Leader: Red tape makes academics an NHS casualty

May 25, 2007

Ask any academic anywhere in the country to identify the worst aspects of their job, and it is a fair bet that red tape in some form or other will come either at or near the top of the list.

Bureaucracy has always been one of the greatest bugbears in academia, but there are signs that in some areas of scholarly activity it has now reached almost unmanageable levels.

Just about any researcher who has ever had to prepare a proposal to conduct a study involving work with the National Health Service - arguably the greatest generator of red tape in the UK - will know that gaining approval for such a project can involve hundreds of hours of paperwork and months of waiting for checks to be carried out.

An investigation by The Times Higher has found that there is almost universal support for the rationale behind the system of checks and balances that is responsible for this extremely costly regime. Relatively recent events in the history of the development of health-related research ethics, such as the Alder Hey scandal in 2001, have highlighted the need for a system to protect hospital patients and ensure good practice by researchers working with the NHS.
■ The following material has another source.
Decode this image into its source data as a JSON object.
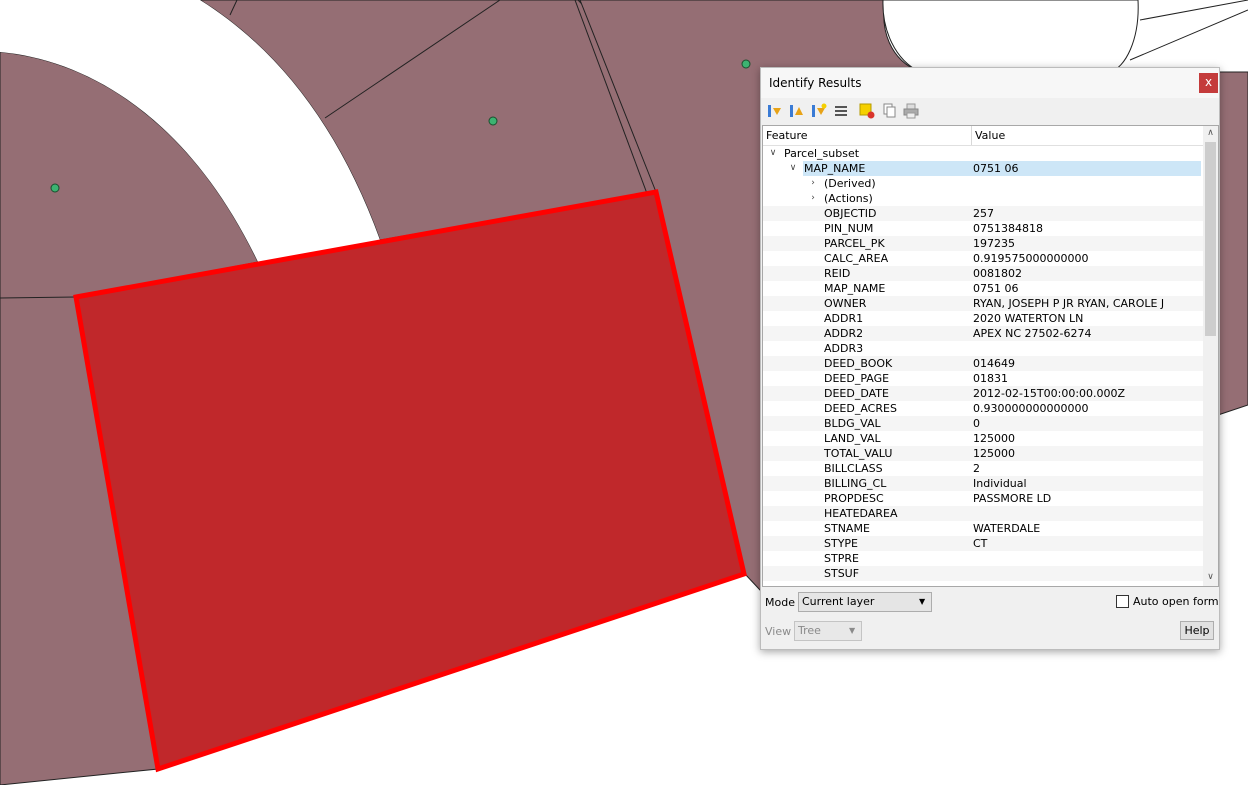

The system also helps to protect researchers themselves from possible litigation brought by NHS patients, who are increasingly likely to be encouraged to make claims by any of the growing band of "ambulance chaser" personal injury lawyers if anything in a study goes wrong. Academics who can demonstrate that they have followed the proper procedures and that their research has been suitably vetted have a stronger defence in the face of a lawsuit.

It would appear, however, that a high proportion of academics now feel that the amount of bureaucracy involved in this process has risen to such levels that it threatens to snuff out research projects even before they are submitted for approval. Ideas for pilot studies in particular are being shelved because researchers do not have the time or the budgets to take on the mountain of paperwork they would have to deal with just to get the green light for the project.

If the views of academics who have expressed their opinions on this issue to The Times Higher are a fair reflection of feelings across the sector, then this is a serious state of affairs. It suggests that the price of bureaucracy could well be the loss of important and potentially life-saving or life-enhancing research. What impact might such a bureaucratic regime have had, for instance, on past breakthroughs that have helped shape the modern research ethics frameworkJ-such as the discovery of penicillin by Sir Alexander Fleming in 1929?

Thankfully, there are signs that this issue is now being addressed. The UK Clinical Research Collaboration, set up in 2004, has begun pushing through bureaucracy-busting initiatives with a sense of urgency. It has acknowledged that there is a significant problem and is working with universities, hospital trusts and their representative bodies on efforts to tackle it.

The UKCRC itself admits, however, that turning things around to create a more workable system could prove to be a task akin to bringing about the proverbial tanker.

Perhaps it is time, then, for education and health ministers to join forces behind a more concerted effort to speed up the proposed changes and apply them across the sector? Only last week, Higher Education Minister Bill Rammell was congratulating the Higher Education Funding Council for England on cutting spending on red tape by 20 per cent in a year. A similar drive to banish the "bureaucratic nightmare" faced by researchers working with the NHS could put Mr Rammell at the top of the list of academics' favourite politicians.